I think it was Johnny Carson that advised young comics that if you give a price to do the gig and don't first get a "No", then you've priced yourself too low.

Also, a friend of mine always says, "If you double your price and get half the amount of work, you're ahead of the game."

- Al
 
Re: When you take a job and find out you undercut someone.

Experience does not equal quality. I know guys with 30 years of experience that are newbies compared to guys with 5 years of experience

Sent from my XT1060
 
Re: When you take a job and find out you undercut someone.

If the person you undercut was a friend,I would have a problem with that. If not, it's competition. A few years ago the band I work for did a job for a 4th of July festival. We were under the impression were providing our own sound and lighting. When we showed up at the job, sound and lights were already set up. I talked to the owner and told him we thought we were to provide. The guiy made the comment " you wouldn't have enough PA to cover the gig".This was without having a clue what I had in the trailer. So the owner goes to mix another stage.He leaves his employee to run monitors, but after the owner leaves, the employee tells me he didn't know how to run monitors and asked me if I would run them while he ran FOH. After the first set,one of the band members wife came up and said it sounded terrible and told her husband I should mix FOH. Talked to the guy and he was ok with that and I ran FOH the rest of the night. Next year, the group running the festival asked me for a quote. I gave them one based how much time and equipment I needed and got the job. I was told I was about 25% cheaper than the other guy. I didn't feel bad at all for " undercutting" the guy because I didn't know him, and because of his attitude and leaving us with an employee who wasn't up to the job. The group running the event was very happy as were the bands that played the festival. If it had been a friend or someone who helped me in the past,I would have turned the job down.But it wasn't. I had a better price for the same service and provided for the festival for the next 3 years.
 
Re: When you take a job and find out you undercut someone.

Mistakes happen.
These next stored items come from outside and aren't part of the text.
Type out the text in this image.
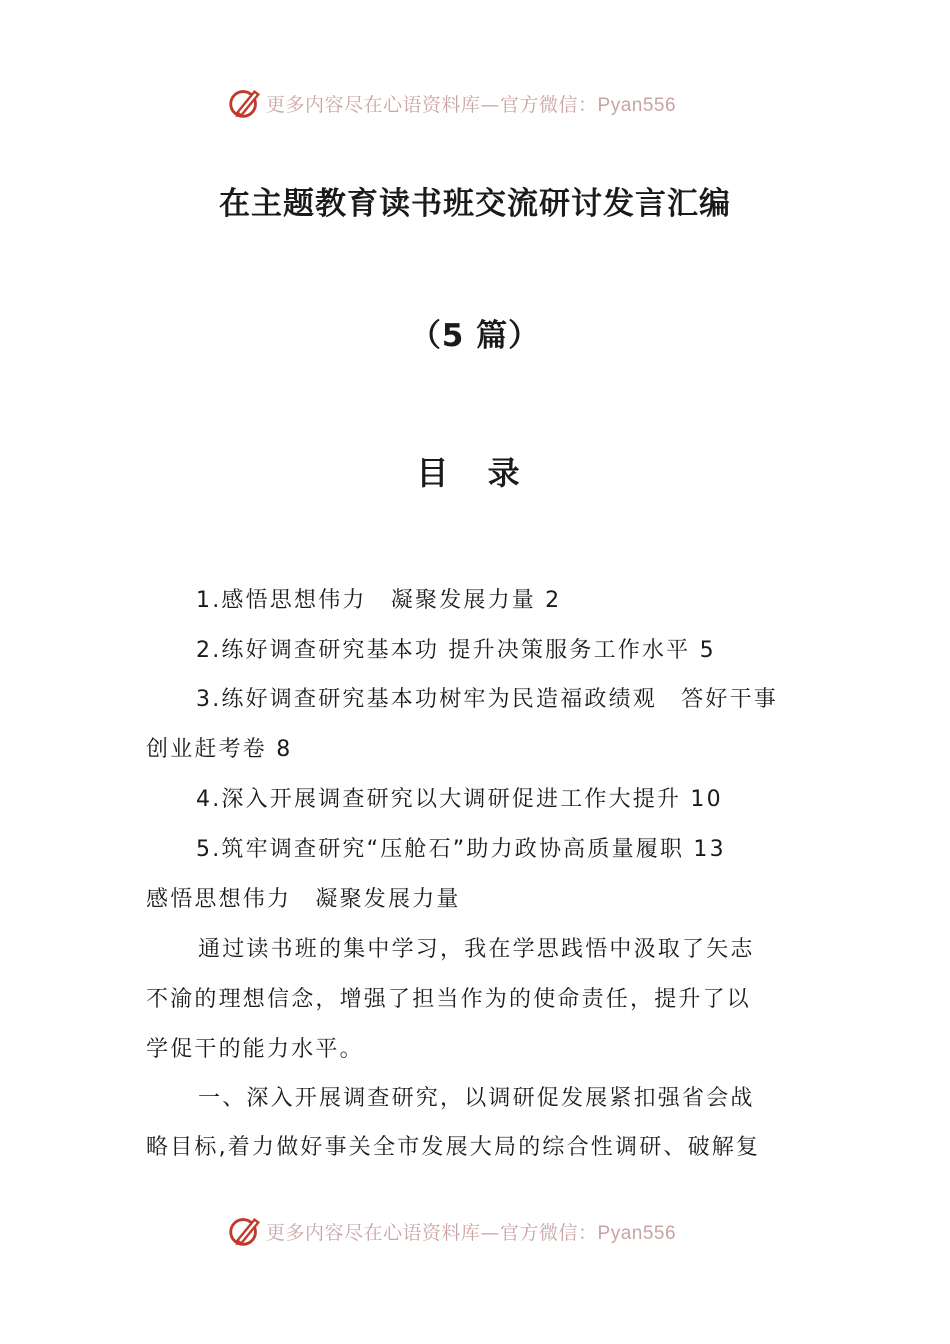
更多内容尽在心语资料库—官方微信：Pyan556
在主题教育读书班交流研讨发言汇编
（5 篇）
目 录

1.感悟思想伟力　凝聚发展力量 2

2.练好调查研究基本功 提升决策服务工作水平 5

3.练好调查研究基本功树牢为民造福政绩观　答好干事

创业赶考卷 8

4.深入开展调查研究以大调研促进工作大提升 10

5.筑牢调查研究“压舱石”助力政协高质量履职 13

感悟思想伟力　凝聚发展力量

通过读书班的集中学习，我在学思践悟中汲取了矢志

不渝的理想信念，增强了担当作为的使命责任，提升了以

学促干的能力水平。

一、深入开展调查研究，以调研促发展紧扣强省会战

略目标,着力做好事关全市发展大局的综合性调研、破解复

更多内容尽在心语资料库—官方微信：Pyan556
You weren't purposely trying to undercut.

When I was younger, I was told it was inappropriate to ask someone what they earn. What I've learned in the past few years is that this is that by asking, you learn how to not be taken advantage of. It's also how you prevent yourself from accidentally undermining the current going rates for certain gigs.
 
Re: When you take a job and find out you undercut someone.

Lost in this thread was just what do you mean by 'cheaper'? I see you said 100.00 cheaper.... but from what? Did it pay 500.00 to other guy and you did it for 400.00? No big deal there... except 475.00 would've still been cheaper...
Did it pay 150.00 and you did it for 50.00? That would be foolishness.

You can't compete with someone who has a business model that has them losing money, treading water, or going bankrupt.

It shouldn't be a race to the cheapest rate possible.